In support of the ground troops, Navy warplanes from the carrier USS Kitty Hawk dropped satellite- and laser-guided bombs on hangars and a fuel depot at the airport, and struck a nearby military complex. 

Coalition forces also bombed Iraqi Air Force headquarters in central Baghdad early Friday, one of many air assaults on the smoke-filled capital. Blasts on the outskirts before dawn shook buildings in the city center. 

The air strikes came after the first widespread power outage of the war plunged Baghdad into darkness Thursday night and cut off running water in some neighborhoods. Though some bombs hit the city before the blackout, U.S. military officials said they had not targeted Baghdad's power grid. 

A sustained power outage would disrupt water supply and sewage, and create the threat of outbreaks of disease among the population of 5 million. Thanks to generators, however, the blackout did not affect hospitals that were crowded Friday with civilians and soldiers injured in fighting around the airport. 

U.S. and British officials say they do not know whether Saddam is alive and well, wounded or dead. 

Asked about Saddam by BBC radio, Iraqi Foreign Minister Naji Sabri replied, "He is well and the leadership is well and they are functioning as normal ... It is not our business to reply to rumors and lies." 

Some U.S. troops, inspecting an industrial site near Baghdad on Friday, found thousands of boxes of white powder, as well as nerve agent antidote and Arabic documents on how to engage in chemical warfare. However, a senior U.S. official said initial testing indicated the white powder was explosives, not chemical or biological weapons. 

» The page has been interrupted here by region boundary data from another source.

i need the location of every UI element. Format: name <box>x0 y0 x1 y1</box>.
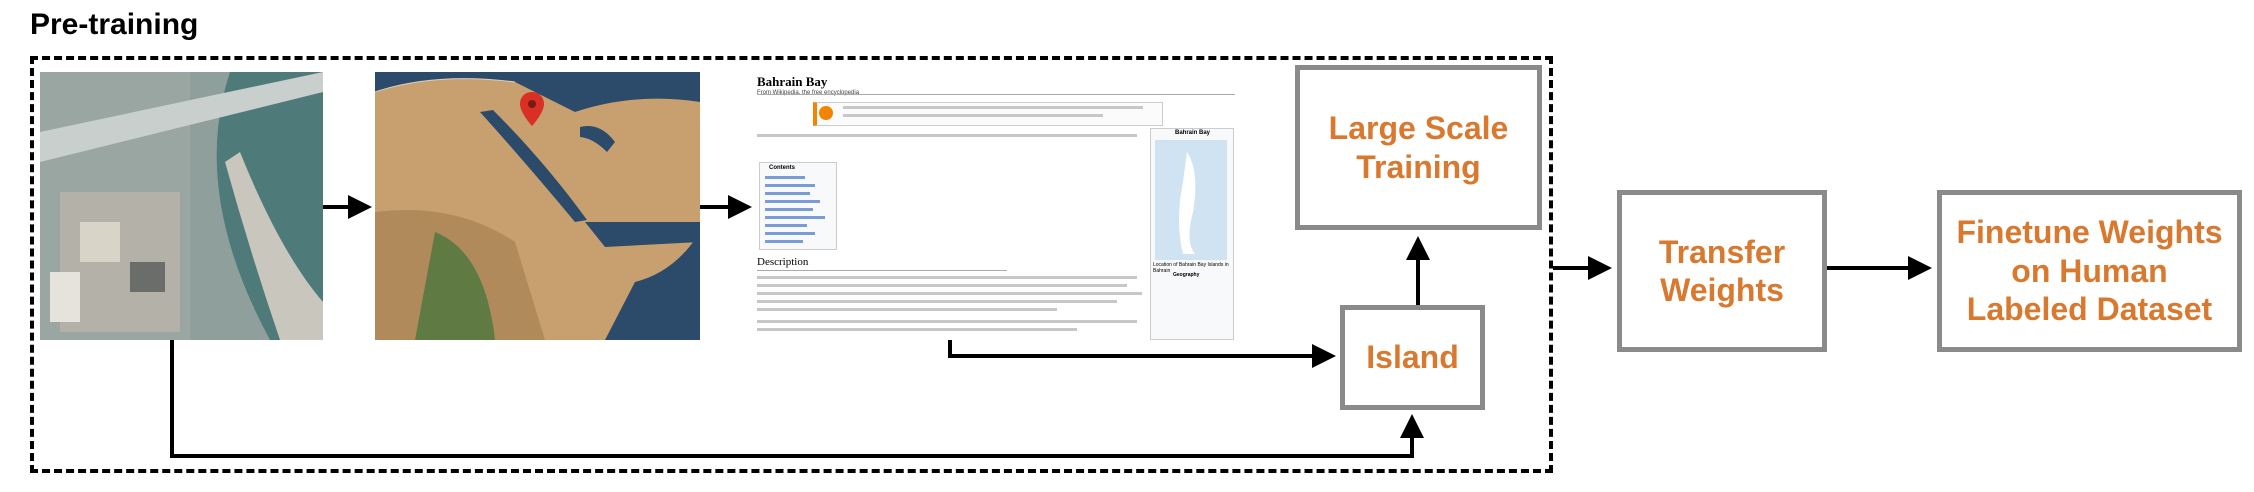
flow-arrows <box>170 195 1932 458</box>
arrow-wiki-to-island <box>948 340 1336 368</box>
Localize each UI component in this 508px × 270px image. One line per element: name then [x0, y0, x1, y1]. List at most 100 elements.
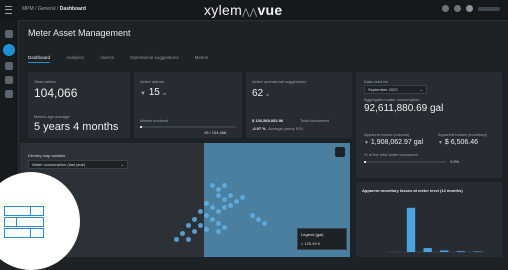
hex-cell — [204, 201, 209, 206]
chart-bar[interactable] — [456, 251, 466, 252]
hex-cell — [222, 197, 227, 202]
tab-dashboard[interactable]: Dashboard — [28, 55, 51, 63]
hex-cell — [240, 195, 245, 200]
hex-cell — [234, 199, 239, 204]
sidebar-dashboard-icon[interactable] — [3, 44, 15, 56]
chart-bar[interactable] — [473, 251, 482, 252]
period-label: Data used for — [364, 79, 389, 84]
roi-label: Average yearly ROI — [268, 126, 303, 131]
hex-cell — [216, 193, 221, 198]
active-alarms-card: Active alarms ▼ 15 of Meters involved 15… — [134, 72, 242, 138]
suggestions-value: 62 — [252, 88, 264, 99]
active-alarms-label: Active alarms — [140, 79, 165, 84]
chart-bar[interactable] — [406, 207, 416, 252]
hex-cell — [186, 237, 191, 242]
hex-cell — [216, 209, 221, 214]
percent-consumed-bar-fill — [364, 161, 366, 163]
brand-left: xylem — [204, 2, 243, 18]
map-variable-select[interactable]: Water consumption (last year) ⌄ — [28, 160, 128, 169]
breadcrumb-prefix[interactable]: MPM / General / — [22, 6, 58, 12]
sidebar-meters-icon[interactable] — [5, 90, 13, 98]
tab-alarms[interactable]: Alarms — [100, 55, 114, 63]
total-meters-label: Total meters — [34, 79, 56, 84]
chevron-down-icon: ⌄ — [419, 87, 423, 92]
hex-cell — [222, 205, 227, 210]
hex-cell — [174, 237, 179, 242]
gear-icon[interactable] — [454, 5, 461, 12]
hex-cell — [204, 213, 209, 218]
chart-bar[interactable] — [440, 250, 449, 252]
losses-volume-value: 1,908,062.97 gal — [370, 139, 424, 146]
losses-monetary-label: Apparent losses (monetary) — [438, 132, 488, 137]
hex-cell — [256, 217, 261, 222]
aggregated-consumption-value: 92,611,880.69 gal — [364, 103, 444, 114]
losses-volume-down-icon: ▼ — [364, 140, 369, 146]
total-meters-card: Total meters 104,066 Meters age average … — [28, 72, 130, 138]
brick-4-icon — [16, 217, 44, 227]
total-meters-value: 104,066 — [34, 86, 78, 100]
hex-cell — [180, 231, 185, 236]
active-alarms-value-row: ▼ 15 of — [140, 87, 166, 98]
breadcrumb-current: Dashboard — [59, 6, 86, 12]
hex-cell — [210, 217, 215, 222]
tab-bar: Dashboard Analytics Alarms Operational s… — [28, 55, 208, 63]
brick-2-icon — [30, 206, 44, 216]
sidebar-home-icon[interactable] — [5, 30, 13, 38]
sidebar-alarms-icon[interactable] — [5, 76, 13, 84]
meters-involved-bar-fill — [140, 126, 142, 128]
percent-consumed-label: % of the total water consumed — [364, 152, 418, 157]
total-investment-value: $ 136,569,052.96 — [252, 118, 284, 123]
losses-bar-chart — [386, 207, 486, 253]
user-name-placeholder[interactable] — [478, 6, 500, 11]
hex-cell — [222, 225, 227, 230]
hex-cell — [186, 223, 191, 228]
map-legend[interactable]: Legend (gal) < 125.49 K — [297, 228, 347, 250]
map-variable-label: Density map variable — [28, 153, 66, 158]
hex-cell — [222, 183, 227, 188]
legend-label: Legend (gal) — [301, 232, 324, 237]
total-investment-label: Total investment — [300, 118, 329, 123]
help-icon[interactable] — [442, 5, 449, 12]
menu-icon[interactable] — [5, 6, 12, 14]
hex-cell — [210, 205, 215, 210]
brick-5-icon — [4, 228, 32, 238]
losses-chart-card: Apparent monetary losses at meter level … — [356, 182, 502, 257]
meters-age-label: Meters age average — [34, 114, 70, 119]
suggestions-unit: of — [265, 92, 270, 97]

Iraqi resistance to the American advance on Baghdad has been sporadic. U.S. Marines said they killed about 80 Iraqis in an intense battle Thursday in Kut, but in other areas Republican Guard soldiers dispersed or surrendered. 

U.S. soldiers of the 3rd Battalion, 7th Infantry captured four Republican Guardsmen south of Baghdad on Friday after a 30-second gunbattle over a vegetable patch. Two of the Iraqis were in uniform; two had changed into civilian clothes. 

The Marines' 1st Division was poised on the southeast outskirts of Baghdad after advancing along the Tigris River past abandoned Iraqi positions. Though temperatures headed into the 90s, Marines wore stifling chemical suits to protect against possible toxic attacks.